I admit I do not know how debated this is among philosophers, but in mathematics, such formalizations of quantification over sets is ubiquitous and non-controversial. That’s not to say that nobody ever made any attempts to formalize things differently since the advent of Zermelo’s and Fraenkel’s set theory and the subsequent reconstruction and axiomatization of mathematics. But suffice it to say that these days, pretty much all of the maths any of us learned at school, as well as all of the higher maths used in engineering and the sciences is rooted in a formal logic that defines its terms in just this way.
A unicorn does not have horn, if no unicorns exist to say this about. But “all unicorns have a horn” is not a statement about if or how many individual unicorns exist. It is rather “For all x: If x is a unicorn, then x has a horn”. It doesn’t matter how many objects x that happen to be unicorns there are. It only matters that of all the unicorns that there are, not a single one is without horn. If there happen to not be any unicorns at all, that’s fine, too: It is even then still the case that there are zero hornless unicorns.
Let Charlie be a unicorn, and let’s suppose Charlie the unicorn exists. In that case, between the propositions “Charlie the unicorn has a horn” and “It is not the case that Charlie the unicorn has a horn”, exactly one is true, and the other is false. These propositions are a true dichotomy. Moreover, the truth-value of the proposition “Charlie the unicorn has no horn” may well depend on the truth-values of the ones above. We are naturally inclined to say that it cannot have the same truth-value as “Charlie the unicorn has a horn”.
Now suppose Charlie the unicorn does not exist, and let’s go with your suggestion of properties being only true for existing things. In that case “Charlie the unicorn has a horn” is false, for the having-a-horn attribute can only be assigned to things that exist. However, “Charlie the unicorn has no horn” is also false, because, again, having-no-horn is also an attribute, and those can only be assigned to things that exist.
So knowing the lack of some attributes of an entity is insufficient to conclude anything about whether it has any others. We have to also know whether the entity exists, only then can we begin doing logic to statements about it. Most troublingly, contradictory attributes (or lacks of such, as the case may be) are outright allowed for entities that happen to not exist.
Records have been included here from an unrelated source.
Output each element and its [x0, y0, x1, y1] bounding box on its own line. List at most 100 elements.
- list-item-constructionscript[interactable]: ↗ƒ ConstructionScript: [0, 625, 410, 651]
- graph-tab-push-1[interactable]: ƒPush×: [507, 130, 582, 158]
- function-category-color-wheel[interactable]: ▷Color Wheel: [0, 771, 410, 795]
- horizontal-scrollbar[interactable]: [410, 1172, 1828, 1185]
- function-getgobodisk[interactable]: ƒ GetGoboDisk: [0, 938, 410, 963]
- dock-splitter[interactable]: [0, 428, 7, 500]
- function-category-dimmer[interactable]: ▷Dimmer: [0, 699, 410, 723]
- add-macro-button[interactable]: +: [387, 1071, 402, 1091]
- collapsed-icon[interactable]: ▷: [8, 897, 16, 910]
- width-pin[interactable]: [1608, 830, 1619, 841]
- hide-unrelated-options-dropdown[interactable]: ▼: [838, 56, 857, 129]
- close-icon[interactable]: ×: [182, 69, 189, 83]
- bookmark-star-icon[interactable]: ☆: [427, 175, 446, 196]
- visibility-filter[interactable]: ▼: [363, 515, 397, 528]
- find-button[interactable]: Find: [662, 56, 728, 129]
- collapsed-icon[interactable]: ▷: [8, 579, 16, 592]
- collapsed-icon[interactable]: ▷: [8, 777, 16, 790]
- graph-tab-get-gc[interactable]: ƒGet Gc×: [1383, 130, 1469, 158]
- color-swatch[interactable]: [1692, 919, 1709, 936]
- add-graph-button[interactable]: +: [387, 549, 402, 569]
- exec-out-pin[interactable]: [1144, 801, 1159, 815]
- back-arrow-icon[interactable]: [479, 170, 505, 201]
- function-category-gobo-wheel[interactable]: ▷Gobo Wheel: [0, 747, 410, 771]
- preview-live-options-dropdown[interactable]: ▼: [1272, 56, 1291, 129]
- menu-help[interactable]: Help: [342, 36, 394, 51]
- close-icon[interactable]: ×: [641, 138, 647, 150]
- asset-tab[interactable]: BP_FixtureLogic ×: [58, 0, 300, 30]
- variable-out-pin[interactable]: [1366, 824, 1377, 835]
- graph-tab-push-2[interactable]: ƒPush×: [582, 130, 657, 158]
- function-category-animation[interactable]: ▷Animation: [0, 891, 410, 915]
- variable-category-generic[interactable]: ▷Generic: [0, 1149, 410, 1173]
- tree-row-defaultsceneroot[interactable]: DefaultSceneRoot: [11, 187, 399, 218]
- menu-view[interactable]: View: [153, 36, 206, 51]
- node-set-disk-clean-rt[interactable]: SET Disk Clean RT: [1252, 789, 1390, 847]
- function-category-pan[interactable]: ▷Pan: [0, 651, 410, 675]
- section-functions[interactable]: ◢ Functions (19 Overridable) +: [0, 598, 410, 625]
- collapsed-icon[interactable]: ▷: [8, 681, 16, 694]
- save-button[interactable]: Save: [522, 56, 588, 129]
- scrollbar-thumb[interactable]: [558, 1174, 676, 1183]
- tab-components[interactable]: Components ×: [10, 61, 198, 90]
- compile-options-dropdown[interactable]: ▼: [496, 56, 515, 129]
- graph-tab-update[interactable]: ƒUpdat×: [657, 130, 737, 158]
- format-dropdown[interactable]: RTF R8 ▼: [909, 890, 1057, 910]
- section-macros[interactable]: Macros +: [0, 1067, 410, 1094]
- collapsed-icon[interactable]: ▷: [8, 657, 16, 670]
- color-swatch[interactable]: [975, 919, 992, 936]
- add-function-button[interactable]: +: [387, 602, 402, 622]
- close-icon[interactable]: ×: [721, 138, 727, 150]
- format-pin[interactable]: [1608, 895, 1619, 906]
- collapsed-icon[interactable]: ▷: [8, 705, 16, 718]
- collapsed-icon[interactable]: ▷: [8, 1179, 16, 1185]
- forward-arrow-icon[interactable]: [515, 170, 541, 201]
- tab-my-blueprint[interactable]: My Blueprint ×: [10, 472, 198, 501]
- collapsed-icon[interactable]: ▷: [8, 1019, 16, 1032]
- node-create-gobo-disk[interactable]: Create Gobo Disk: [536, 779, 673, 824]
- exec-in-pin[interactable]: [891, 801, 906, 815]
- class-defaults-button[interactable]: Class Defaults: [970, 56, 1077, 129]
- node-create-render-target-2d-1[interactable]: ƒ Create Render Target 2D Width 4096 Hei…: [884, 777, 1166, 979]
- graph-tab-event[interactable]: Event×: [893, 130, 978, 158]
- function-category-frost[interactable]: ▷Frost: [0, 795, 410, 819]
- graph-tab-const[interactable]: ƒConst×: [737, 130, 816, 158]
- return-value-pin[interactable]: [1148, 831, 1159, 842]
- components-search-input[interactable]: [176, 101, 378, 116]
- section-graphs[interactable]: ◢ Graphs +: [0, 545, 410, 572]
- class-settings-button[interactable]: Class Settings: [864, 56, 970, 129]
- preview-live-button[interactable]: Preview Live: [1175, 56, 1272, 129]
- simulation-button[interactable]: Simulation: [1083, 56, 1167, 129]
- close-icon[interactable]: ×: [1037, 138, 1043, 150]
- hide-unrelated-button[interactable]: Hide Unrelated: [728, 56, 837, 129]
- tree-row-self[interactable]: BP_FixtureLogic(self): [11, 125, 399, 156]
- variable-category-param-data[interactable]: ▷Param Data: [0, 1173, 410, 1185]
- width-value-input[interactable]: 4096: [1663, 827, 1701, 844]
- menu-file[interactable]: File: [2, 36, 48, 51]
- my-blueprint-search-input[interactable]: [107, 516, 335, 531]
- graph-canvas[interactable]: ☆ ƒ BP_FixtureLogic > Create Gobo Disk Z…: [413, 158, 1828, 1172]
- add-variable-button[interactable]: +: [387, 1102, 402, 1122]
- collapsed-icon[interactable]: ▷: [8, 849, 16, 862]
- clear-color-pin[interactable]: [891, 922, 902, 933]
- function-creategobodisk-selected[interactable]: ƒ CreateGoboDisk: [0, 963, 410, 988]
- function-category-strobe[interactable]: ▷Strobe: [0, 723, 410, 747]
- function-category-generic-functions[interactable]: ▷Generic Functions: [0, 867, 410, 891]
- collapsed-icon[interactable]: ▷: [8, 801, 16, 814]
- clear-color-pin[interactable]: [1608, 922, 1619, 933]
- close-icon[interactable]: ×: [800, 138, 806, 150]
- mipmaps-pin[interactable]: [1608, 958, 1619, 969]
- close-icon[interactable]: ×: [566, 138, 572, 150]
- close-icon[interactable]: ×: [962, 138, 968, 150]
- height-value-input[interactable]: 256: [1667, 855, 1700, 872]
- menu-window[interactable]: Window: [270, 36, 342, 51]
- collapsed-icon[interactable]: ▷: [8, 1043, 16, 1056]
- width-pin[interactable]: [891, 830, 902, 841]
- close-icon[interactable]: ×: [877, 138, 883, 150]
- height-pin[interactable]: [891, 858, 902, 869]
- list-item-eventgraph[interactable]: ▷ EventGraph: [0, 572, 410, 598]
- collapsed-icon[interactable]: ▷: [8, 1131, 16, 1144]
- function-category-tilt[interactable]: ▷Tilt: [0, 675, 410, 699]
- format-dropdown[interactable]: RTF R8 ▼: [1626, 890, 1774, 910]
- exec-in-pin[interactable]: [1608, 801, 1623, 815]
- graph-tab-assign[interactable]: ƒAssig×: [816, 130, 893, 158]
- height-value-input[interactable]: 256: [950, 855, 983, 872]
Now, I’m not saying this is necessarily a bad thing. It is possible to keep this from exploding into total contradiction-spraying absurdity, if we just introduce some rules of inference that restrict what can or cannot be derived from propositions, depending on whether things referred within them exist or not. All I’m pointing out here is that there may be intuitions on this topic that find the implications of your suggestion concerning, and that a legitimate case can be made against adopting it, just as intuitively as your case in favour of it may be.